Along their travels, Bonnie and Clyde add a few members to their gang: C.W. Moss (Michael J. Pollard) – the story’s Judas – and Buck (Gene Hackman), Clyde’s brother, who brings along his shrill wife, Blanche (Estelle Parsons). Blanche and Bonnie prove to get along like oil and water, and Blanche’s presence causes problems between Bonnie and Clyde. Blanche, who doesn’t participate in the robberies, insists that she should get her own share of the loot, rather than having to share in Buck’s: “I coulda got killed same as everybody. And I’m wanted by the law same as everybody… I have to take sass from Miss Bonnie Parker all the time. I deserve mine.” Clyde, ever the diplomat, redistributes the money so that everyone, including Blanche, gets an equal share.

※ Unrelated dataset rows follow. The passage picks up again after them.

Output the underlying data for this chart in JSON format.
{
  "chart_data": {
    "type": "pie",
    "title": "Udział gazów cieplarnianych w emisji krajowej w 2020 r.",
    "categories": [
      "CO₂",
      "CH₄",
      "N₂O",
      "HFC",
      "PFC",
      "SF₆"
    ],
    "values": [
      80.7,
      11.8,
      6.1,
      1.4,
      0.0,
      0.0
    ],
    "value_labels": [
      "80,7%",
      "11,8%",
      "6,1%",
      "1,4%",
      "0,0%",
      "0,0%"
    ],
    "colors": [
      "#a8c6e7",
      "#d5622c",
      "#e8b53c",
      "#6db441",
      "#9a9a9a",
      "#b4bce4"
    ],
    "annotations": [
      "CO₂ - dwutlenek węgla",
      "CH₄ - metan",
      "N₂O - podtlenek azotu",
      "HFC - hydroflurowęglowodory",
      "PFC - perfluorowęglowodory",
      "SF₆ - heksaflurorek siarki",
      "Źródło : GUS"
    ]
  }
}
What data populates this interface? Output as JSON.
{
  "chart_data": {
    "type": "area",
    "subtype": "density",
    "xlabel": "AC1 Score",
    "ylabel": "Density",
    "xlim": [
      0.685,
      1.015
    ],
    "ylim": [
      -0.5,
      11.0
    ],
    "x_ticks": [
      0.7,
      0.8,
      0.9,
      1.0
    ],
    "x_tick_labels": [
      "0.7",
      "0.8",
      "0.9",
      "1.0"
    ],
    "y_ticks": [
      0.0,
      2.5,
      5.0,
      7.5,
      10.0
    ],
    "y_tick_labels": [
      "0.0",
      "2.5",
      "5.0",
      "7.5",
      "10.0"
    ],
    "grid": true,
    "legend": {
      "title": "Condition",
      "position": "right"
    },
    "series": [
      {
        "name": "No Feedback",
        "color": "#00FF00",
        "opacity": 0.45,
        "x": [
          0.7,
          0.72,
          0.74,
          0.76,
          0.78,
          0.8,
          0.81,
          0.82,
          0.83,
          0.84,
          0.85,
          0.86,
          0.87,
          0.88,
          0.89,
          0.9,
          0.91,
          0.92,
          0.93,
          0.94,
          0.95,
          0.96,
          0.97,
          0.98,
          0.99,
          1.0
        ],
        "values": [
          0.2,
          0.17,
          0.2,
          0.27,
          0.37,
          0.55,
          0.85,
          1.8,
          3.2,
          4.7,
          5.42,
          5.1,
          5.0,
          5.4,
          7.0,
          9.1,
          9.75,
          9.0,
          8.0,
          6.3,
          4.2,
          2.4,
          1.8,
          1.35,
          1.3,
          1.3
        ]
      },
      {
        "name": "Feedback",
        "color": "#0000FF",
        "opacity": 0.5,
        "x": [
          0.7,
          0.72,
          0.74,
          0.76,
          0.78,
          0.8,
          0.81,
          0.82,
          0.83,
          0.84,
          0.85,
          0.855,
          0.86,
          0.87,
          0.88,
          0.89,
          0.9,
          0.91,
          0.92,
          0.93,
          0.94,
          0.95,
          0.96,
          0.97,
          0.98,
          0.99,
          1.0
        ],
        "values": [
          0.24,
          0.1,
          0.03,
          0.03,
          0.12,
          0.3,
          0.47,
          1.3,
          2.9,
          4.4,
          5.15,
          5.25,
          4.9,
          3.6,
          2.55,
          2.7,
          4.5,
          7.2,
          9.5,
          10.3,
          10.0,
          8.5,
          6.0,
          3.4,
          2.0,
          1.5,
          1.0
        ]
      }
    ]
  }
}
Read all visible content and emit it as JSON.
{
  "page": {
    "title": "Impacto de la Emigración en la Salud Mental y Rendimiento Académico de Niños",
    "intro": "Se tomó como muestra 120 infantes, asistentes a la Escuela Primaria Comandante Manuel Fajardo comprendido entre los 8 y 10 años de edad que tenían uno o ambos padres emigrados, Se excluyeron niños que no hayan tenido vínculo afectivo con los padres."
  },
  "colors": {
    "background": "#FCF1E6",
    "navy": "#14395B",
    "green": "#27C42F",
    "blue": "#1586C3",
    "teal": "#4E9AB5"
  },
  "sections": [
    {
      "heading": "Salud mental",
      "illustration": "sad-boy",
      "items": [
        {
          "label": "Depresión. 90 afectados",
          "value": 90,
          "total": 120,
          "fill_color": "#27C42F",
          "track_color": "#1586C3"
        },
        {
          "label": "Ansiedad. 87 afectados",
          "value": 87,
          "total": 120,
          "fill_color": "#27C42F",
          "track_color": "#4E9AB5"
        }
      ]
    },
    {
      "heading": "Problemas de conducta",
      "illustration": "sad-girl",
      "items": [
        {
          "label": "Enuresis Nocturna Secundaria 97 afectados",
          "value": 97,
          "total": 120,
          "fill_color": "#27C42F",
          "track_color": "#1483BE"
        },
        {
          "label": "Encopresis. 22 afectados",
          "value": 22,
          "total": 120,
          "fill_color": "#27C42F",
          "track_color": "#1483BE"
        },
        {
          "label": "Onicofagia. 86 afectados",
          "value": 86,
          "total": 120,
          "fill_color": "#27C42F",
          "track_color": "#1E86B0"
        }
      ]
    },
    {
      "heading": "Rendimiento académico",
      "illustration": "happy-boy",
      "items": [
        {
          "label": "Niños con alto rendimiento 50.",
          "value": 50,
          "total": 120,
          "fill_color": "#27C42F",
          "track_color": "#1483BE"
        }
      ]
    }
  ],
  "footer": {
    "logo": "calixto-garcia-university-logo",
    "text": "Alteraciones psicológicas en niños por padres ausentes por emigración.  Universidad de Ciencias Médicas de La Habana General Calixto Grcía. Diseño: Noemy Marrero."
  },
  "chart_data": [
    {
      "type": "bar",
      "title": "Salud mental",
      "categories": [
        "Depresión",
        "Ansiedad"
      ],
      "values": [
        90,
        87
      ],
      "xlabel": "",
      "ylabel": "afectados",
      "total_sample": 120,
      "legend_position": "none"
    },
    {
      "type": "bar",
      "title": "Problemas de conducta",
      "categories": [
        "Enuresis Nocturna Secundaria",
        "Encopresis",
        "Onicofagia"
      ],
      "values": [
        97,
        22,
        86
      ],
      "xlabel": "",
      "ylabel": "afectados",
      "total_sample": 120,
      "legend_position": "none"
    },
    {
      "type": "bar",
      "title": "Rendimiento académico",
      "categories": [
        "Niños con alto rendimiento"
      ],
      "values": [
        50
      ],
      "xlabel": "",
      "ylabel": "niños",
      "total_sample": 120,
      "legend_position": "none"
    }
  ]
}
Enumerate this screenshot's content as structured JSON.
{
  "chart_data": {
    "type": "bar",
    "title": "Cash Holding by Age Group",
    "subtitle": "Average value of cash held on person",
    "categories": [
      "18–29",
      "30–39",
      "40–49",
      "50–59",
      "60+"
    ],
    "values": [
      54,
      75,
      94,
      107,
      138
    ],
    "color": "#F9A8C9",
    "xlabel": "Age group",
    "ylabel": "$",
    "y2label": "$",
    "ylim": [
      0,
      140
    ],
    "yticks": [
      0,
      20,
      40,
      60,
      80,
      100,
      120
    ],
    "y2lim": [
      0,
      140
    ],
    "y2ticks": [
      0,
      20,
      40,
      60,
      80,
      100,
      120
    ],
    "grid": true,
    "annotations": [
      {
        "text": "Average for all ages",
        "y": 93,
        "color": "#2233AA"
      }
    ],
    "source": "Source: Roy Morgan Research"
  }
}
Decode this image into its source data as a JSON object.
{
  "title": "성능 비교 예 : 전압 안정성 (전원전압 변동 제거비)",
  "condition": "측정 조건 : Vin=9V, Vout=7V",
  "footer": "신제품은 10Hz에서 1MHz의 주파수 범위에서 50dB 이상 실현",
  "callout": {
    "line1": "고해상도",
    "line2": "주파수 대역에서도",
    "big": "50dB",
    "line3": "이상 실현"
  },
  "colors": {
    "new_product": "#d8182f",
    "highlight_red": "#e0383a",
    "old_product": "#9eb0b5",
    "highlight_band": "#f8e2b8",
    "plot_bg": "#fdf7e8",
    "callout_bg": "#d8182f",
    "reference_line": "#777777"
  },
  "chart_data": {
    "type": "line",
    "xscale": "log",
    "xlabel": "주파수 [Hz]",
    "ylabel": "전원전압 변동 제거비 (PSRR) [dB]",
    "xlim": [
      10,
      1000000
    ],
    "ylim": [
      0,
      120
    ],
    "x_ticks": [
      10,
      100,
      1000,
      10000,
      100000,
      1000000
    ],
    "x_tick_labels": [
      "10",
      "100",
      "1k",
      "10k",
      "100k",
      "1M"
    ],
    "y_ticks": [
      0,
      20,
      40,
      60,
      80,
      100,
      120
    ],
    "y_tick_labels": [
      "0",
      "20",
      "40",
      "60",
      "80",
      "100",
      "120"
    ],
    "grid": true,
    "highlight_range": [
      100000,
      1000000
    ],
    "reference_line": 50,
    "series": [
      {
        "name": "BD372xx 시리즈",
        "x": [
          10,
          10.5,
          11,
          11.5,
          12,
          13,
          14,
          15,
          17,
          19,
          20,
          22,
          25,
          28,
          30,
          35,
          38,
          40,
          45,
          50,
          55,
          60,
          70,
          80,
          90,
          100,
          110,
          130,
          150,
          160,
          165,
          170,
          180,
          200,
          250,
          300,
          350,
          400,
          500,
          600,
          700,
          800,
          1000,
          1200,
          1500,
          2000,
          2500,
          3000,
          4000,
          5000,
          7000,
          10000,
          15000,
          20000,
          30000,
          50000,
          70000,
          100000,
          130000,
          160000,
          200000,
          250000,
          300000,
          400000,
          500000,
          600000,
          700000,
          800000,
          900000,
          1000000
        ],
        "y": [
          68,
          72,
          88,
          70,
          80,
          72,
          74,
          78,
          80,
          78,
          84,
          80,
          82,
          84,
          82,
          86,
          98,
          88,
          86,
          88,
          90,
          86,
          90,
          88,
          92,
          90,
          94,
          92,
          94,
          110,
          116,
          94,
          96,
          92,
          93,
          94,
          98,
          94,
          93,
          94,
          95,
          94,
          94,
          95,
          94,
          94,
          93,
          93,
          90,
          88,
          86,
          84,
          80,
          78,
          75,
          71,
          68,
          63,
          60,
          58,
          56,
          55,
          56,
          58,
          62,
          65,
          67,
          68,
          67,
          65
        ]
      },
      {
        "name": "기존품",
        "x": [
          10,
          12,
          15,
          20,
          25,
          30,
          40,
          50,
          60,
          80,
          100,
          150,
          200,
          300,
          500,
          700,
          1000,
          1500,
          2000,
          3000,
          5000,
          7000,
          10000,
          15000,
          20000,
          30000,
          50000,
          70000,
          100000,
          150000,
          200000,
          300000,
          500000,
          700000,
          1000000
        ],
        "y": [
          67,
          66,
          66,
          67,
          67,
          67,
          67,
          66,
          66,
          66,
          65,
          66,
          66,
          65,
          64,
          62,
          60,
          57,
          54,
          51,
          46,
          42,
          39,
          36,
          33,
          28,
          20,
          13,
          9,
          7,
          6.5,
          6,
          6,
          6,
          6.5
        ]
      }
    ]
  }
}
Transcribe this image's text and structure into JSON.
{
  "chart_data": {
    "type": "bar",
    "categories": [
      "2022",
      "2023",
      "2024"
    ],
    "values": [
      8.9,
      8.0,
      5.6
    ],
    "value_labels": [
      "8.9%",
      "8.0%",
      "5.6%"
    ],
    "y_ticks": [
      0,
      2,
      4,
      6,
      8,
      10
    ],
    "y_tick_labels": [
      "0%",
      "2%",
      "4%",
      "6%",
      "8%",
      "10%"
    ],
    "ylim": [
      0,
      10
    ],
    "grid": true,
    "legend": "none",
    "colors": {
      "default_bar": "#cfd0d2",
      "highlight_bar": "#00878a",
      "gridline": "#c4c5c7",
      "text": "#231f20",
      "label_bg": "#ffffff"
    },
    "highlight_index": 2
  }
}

What happens next is one of the most perfect and realistic moments ever captured on screen, when Clyde tries to hand Bonnie her new share, she stares daggers at him and then stops off, and Clyde just hangs his head, knowing that in his effort not to offend Buck, he’s royally pissed off Bonnie and now he’s going to pay for it.

At the time of its release – and, no doubt, even now – the film was accused of glorifying and romanticizing violence, which I don’t think is necessarily accurate even though the film was marketed in such a way as to play into that idea (tagline: “They’re young… They’re in love… And they kill people!”). It can certainly be argued that Bonnie and Clyde’s bullet-riddled end is one of the most glorious deaths in cinema, but I think that as a whole, the film really does work to demystify violence and separate it from romantic conceptions, underlying many key scenes with undertones that are initially comedic and then shifting suddenly to brutal, horrific violence in a way that leaves the audience unsettled. When people get shot in this movie, it hurts. They don’t just shake it off like super-human beings, as happens in most action films; they suffer from their injuries. In terms of the overall story, I think this film does a lot to de-romanticize the idea of love-on-the-run through both the graphic and frequent nature of its violence and the sexual frustration that marks Bonnie and Clyde’s relationship. It isn’t a pretty life they live together, and rather than being smooth, their relationship is depicted as being somehow unsatisfactory for both.

As Bonnie and Clyde, Faye Dunaway (who will forever have a free pass with me by virtue of being my favourite thing about three of my favourite movies – this one, Network and Chinatown) and Warren Beatty are perfect, neither shying away from the more controversial aspects of their characters. The supporting cast is excellent, even Estelle Parsons who spends much of the film shrieking and whining, which actually adds to the overall feeling of chaos. The direction of Arthur Penn is wonderful, drawing largely on European influences - most notably from the French New Wave - and creating a film that is at once distinctly American but at the same time distinctly unlike any other American film before it. If any one film can be credited for ushering in the auteur era that flowered between the end of the studio system and the beginning of the blockbuster “event” movie, this is it. It is a seminal American film.